We also wondered if the cell division delay had something to do with the presence of a polysaccharide capsule at the surface of pneumococcal cells. This idea was suggested by Sérgio Filipe when we met at an ASM conference. Sérgio had shown that capsule synthesis is coordinated with cell division. He had identified null mutants that were able to produce capsule attached to the cell surface but that was absent from the division site. His suggestion was that ComM could interfere with capsule synthesis during competence, resulting in the absence of polysaccharide at the division site, thereby facilitating the capture of exogenous DNA. We were really excited with this idea. We thus measured the transformation efficiency in several strains with different thickness of capsule layer and different concentrations of donor DNA, but we were never able to detect a difference between wild-type and comM mutants.

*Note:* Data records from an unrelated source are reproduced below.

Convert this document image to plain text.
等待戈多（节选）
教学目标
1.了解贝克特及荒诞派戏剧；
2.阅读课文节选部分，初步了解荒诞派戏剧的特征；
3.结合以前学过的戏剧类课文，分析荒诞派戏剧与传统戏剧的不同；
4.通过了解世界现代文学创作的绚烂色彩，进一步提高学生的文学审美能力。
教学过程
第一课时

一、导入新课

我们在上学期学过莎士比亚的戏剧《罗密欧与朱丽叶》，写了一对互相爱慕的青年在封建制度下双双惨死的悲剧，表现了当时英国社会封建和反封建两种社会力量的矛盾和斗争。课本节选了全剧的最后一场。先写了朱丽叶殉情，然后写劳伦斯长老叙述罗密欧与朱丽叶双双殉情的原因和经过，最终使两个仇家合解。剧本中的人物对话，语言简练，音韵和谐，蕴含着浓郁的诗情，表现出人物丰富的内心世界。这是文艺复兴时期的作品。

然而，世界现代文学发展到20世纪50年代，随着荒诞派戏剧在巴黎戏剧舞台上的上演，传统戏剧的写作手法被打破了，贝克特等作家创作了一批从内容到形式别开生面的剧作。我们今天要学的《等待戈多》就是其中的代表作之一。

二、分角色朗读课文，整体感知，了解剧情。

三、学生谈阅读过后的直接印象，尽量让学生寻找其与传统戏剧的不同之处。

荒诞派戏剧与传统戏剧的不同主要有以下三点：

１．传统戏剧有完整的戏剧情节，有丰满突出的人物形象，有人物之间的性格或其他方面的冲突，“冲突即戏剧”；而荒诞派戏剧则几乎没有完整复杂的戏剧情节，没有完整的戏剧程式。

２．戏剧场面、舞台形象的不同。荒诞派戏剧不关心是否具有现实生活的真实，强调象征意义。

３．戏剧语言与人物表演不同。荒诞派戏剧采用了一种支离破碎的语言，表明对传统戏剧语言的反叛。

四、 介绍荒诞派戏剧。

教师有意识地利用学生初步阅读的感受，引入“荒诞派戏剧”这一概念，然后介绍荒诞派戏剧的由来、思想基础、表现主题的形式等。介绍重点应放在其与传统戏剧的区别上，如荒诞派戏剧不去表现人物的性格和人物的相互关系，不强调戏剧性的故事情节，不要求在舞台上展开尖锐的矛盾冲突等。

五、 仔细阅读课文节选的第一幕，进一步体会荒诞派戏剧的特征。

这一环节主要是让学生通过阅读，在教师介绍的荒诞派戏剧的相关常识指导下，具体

Finally, in view of the parallel between competence and stress response, we tested the possibility that the cell division delay preserves genome integrity by allowing cells enough time to complete transformation (Fig. 2). While it is generally assumed that the role of cell division inhibitors induced during the SOS response is to delay cytokinesis until after the genome has been repaired and fully replicated, this has never been proven. Here, we had a chance to test this using transformation assays. We knew that the transformation frequencies for a donor DNA carrying a single point mutation conferring resistance to an antibiotic were similar for strains containing or lacking ComM. We tried instead different donor DNA that could induce the formation of chromosomal rearrangements such as insertions and deletion of several kilobases, as well as inversions and large duplications that necessitate the formation of chromosome dimers as intermediates. Our reasoning was that these structures may require lengthy periods of time for their integration. With these new donor DNAs, we did observe 2 to 3-fold reductions in transformant frequencies of comM mutants. As Jean-Pierre used to say: “whatever the amount, if we halve our a salaries, we will certainly find this reduction as significant!”. Nonetheless, to reveal and emphasize the role of ComM during transformation, we eventually combined the comM mutation with mutations of genes involved in the resolution of chromosome dimers. Our results confirmed the importance of the cell division delay in maintaining genome integrity when the chromosome is engaged in recombination events during transformation.
The paper in Nature Communications is here: http://go.nature.com/2zVAMwa
Matthieu Bergé, Patrice Polard and Nathalie Campo
*Jean-Pierre Claverys headed the “Pneumococcal Tranformation” team (Toulouse, France) for more than 40 years. J.P. Claverys and P. Polard fused their groups in 2010 and co-directed the team until the retirement of J.P. Claverys in 2014.